Anne Peters is Director at the Max Planck Institute for Comparative Public Law and International Law Heidelberg (Germany), and a professor at the universities of Heidelberg, Freie Universität Berlin and Basel (Switzerland), and a L. Bates Lea Global Law Professor at the University of Michigan. She has been a member (substitute) of the European Commission for Democracy through Law (Venice Commission) in respect of Germany (2011-2014) and was a legal expert for the Independent International Fact-Finding Mission on the Conflict in Georgia (2009).
In 2020 she received a doctor honoris causa from the University of Lausanne. She was President of the European Society of International Law (2010-2012) and has served on the governance board of various learned societies such as the German Association of Constitutional Law (VDStRL) and the Society of International Constitutional Law (ICON-S). She is currently Vice-President of the Basel Institute of Governance (BIG), and Chairwoman of the German Association of International Law (DGIR).
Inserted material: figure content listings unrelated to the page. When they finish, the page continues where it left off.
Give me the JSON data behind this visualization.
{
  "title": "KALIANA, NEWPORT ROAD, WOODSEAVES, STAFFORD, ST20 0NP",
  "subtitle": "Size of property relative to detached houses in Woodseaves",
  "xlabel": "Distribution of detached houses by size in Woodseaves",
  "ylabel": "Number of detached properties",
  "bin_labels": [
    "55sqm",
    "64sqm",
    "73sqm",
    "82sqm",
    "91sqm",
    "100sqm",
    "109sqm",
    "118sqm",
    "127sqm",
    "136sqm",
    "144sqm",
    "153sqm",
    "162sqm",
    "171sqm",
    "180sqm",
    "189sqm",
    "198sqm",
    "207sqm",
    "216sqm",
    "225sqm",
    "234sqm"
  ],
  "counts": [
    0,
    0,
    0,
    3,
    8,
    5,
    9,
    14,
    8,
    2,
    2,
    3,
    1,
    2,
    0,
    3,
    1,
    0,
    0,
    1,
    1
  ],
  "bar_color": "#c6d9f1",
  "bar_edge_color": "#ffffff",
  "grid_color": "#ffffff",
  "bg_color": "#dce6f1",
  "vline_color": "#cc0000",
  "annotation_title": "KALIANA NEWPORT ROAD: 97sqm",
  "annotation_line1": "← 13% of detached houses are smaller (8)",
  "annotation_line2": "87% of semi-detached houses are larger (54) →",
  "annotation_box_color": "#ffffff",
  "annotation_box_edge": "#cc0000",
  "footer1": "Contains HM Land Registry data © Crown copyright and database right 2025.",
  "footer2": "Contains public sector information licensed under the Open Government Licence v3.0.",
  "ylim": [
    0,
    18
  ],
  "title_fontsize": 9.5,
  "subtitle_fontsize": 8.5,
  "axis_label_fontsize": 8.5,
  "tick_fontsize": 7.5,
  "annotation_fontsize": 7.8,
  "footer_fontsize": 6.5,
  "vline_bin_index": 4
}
Anne was a fellow at the Wissenschaftskolleg in Berlin (2012-2013), and held visiting professorships at the universities of Beijing (Beida), Paris I, Paris II, Sciences Po, and Michigan. Born in Berlin in 1964, Anne studied at the universities of Würzburg, Lausanne, Freiburg and Harvard, and held the chair of public international law and Swiss constitutional law at the University of Basel from 2001 to 2013. She obtained the Habilitation qualification at the Walther Schücking Institute of Public International Law at the Christian Albrechts University Kiel on the basis of her thesis, "Elemente einer Theorie der Verfassung Europas" (Elements of a Theory of the Constitution of Europe) in 2000.
Her current research interests relate to public international law including its history, global animal law, global governance and global constitutionalism, and the status of humans in international law. She has regularly taught international law, human rights law, international humanitarian law, the law of international organisations, EU law, comparative constitutional law and constitutional theory, and Swiss constitutional law, and global animal law.